His company works with Volvo as a "certificates authority" to ensure that people and devices communicating with Volvo vehicles have the right credentials do so — for example, that when they bring their car to the dealer to install a software patch, that it is an authorized computer that talks to the car.

He suggested that car companies have done risk analysis and are designing their vehicles accordingly.

"It comes down to: How secure do they need to be?" 

Proctor suggested the risk is low, given that car hacking demonstrations to date have typically been done "under very, very controlled, almost laboratory-type environments."

He agreed with Valasek that technology is linked to car sales. 

"Could they [manufacturers] make them absolutely secure?" he asked. "Yes.
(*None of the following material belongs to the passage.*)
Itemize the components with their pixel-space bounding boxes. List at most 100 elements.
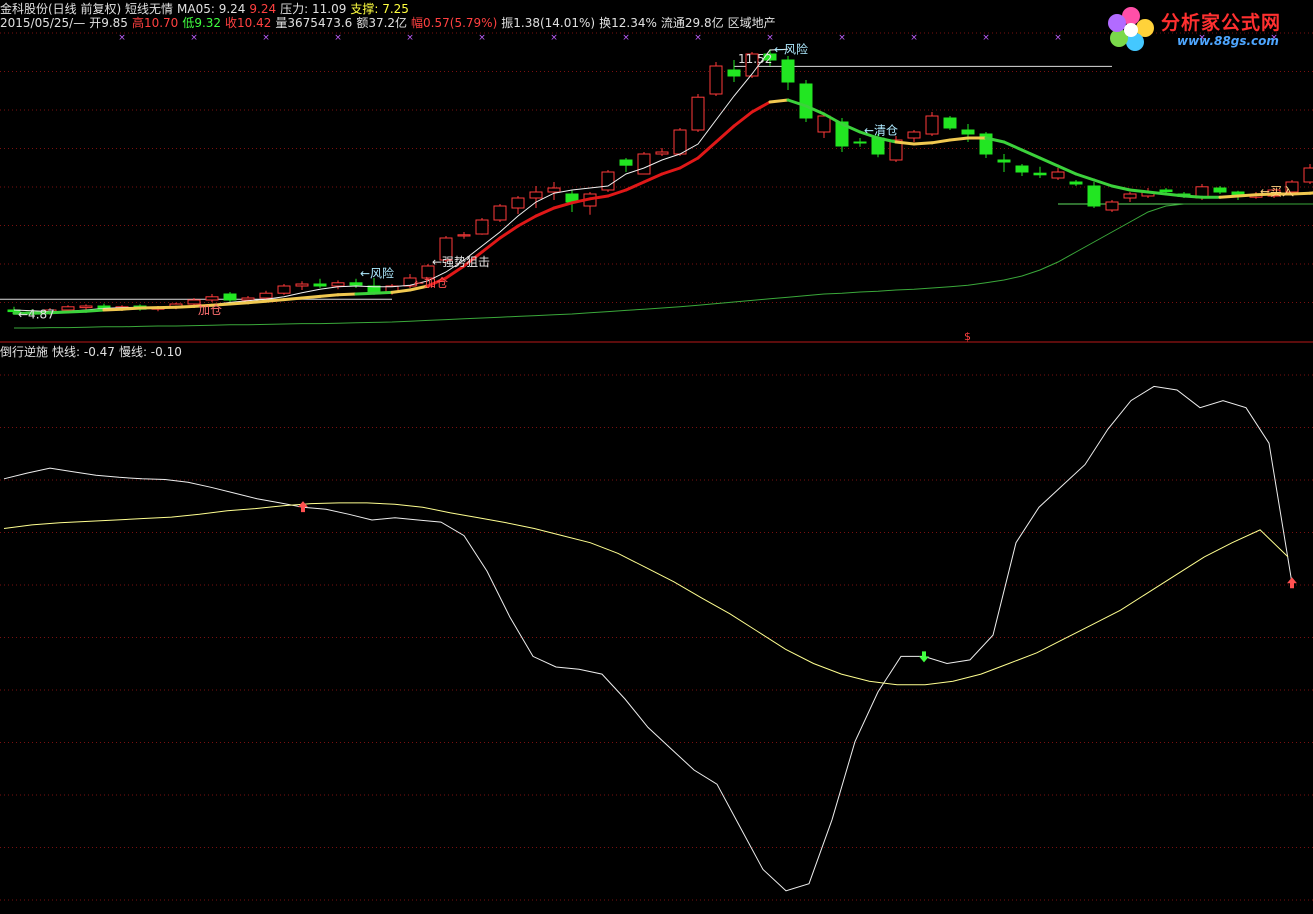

But then that car will not communicate by Bluetooth, it will not communicate to Wi-Fi, your phone won't connect to it and people won't buy it."

Proctor said other car companies have recently been reaching out to CGI to request help in setting up communications security for their vehicles, something he acknowledged is not easy to do.

"To get one of our guys up to speed to do this takes six months."

Valasek himself thinks carmakers' attitudes could be changing. He noted that in September, GM appointed its first cybersecurity chief.

In the meantime, he said, car buyers shouldn't worry too much before choosing a car with automatic braking or other collision avoidance systems.

"The odds of these things saving your ass as opposed to being used against you in an attack are two separate ends. These things will definitely make you safer, not less safe."